(CN) – Challengers to New York’s statewide ban on gravity knives have not proven the law to be unconstitutional, a federal appeals court ruled Friday.
John Copeland, Pedro Perez and Native Leather Ltd. challenged the ban in a lawsuit against New York Attorney General Barbara Underwood and New York County District Attorney Cyrus Vance Jr.
They claimed that the ban is unconstitutionally vague as it applies to common folding knives. New York’s law, which dates back to 1958, defines gravity knives as those than can be opened to a locked position with a flick of the wrist.
The challengers stated that the wrist test was so vague that ordinary people would not be able to determine which knives are legal.
Copeland, an artist, was arrested under the law in 2010 after one of the officers used the wrist test on his knife. Copeland said that two police officers had previously told him that the knife was legal.
Perez, an art dealer, had to perform seven days of community service after police used the wrist test on his knife.
Native Leather sells folding knives, and it had to turn over to police any knives that passed the wrist test one out of 10 times.
Knife Rights Inc. and the Knife Rights Foundation joined the lawsuit against the county and state officials, but the district court dismissed them for lack of standing.
The federal court for the Southern District of New York rejected the challenge, and the 2nd Circuit affirmed the decision in an opinion written by Chief Judge Robert A. Katzman.
“Because the challengers did not show that the statute was unconstitutionally enforced against the retailer in a prior proceeding, we reject their vagueness claim,” he wrote.
In order to prevail, Katzman stated, all three plaintiffs would have to prove that the law was applied to them unconstitutionally.
He also deferred to the state courts on the plaintiffs’ argument that the wrist test is unreliable to differences among the people testing the knives.
“No state court has held that, for example, a knife is a gravity knife only if a person of average skill or practice can open it,” Katzman wrote.
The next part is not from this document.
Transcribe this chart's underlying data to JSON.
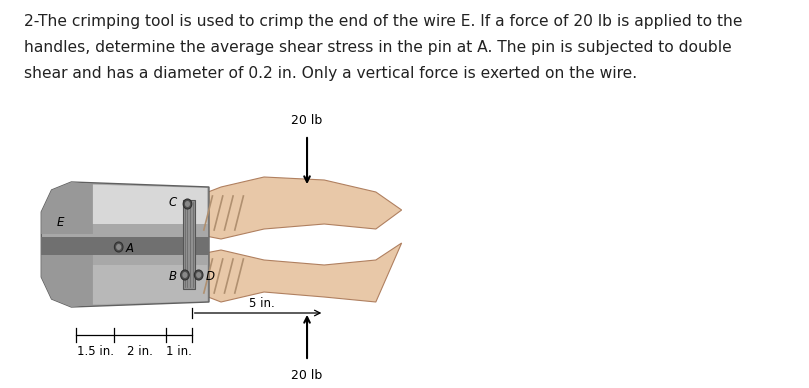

While Copeland and Perez overcame this burden of proof, Native Leather did not, the judge stated.
“In responding to the subpoena, Native Leather produced more than 300 knives that (Native Leather owner Carol) Walsh simply guessed might be banned by the statute,” he wrote. “Native Leather’s lack of diligence significantly limits its ability to show that the statute provided insufficient notice that it sold banned knives, because it prevents it from offering evidence that the knives had responded differently to the wrist‐flick test prior to the D.A.’s tests.”
“Native Leather offered no evidence that any of its seized knives responded inconsistently to the wrist‐flick test, much less that all of them did, as the demanding standard for facial challenges requires,” Katzman added. [emphasis original]
Despite this ruling, Katzman called on the legislative and executive branches to take another look at the gravity knife law.
“The statute’s reliance on a functional test and imposition of strict liability on what can be a common, if dangerous, household tool might in some instances trap the innocent by not providing fair warning,” he stated.
“The sheer number of people who carry folding knives that might or might not respond to the wrist‐flick test raises concern about selective enforcement,” Katzman added.
Attorney Daniel Schmutter of the Ridgewood, N.J. law firm of Hartman & Winnicki represented the plaintiffs. He said in a statement, “We’re naturally disappointed with the panel’s decision. We will be seeking rehearing by the full court.”
Vance’s office did not respond to an email request for comment on Friday.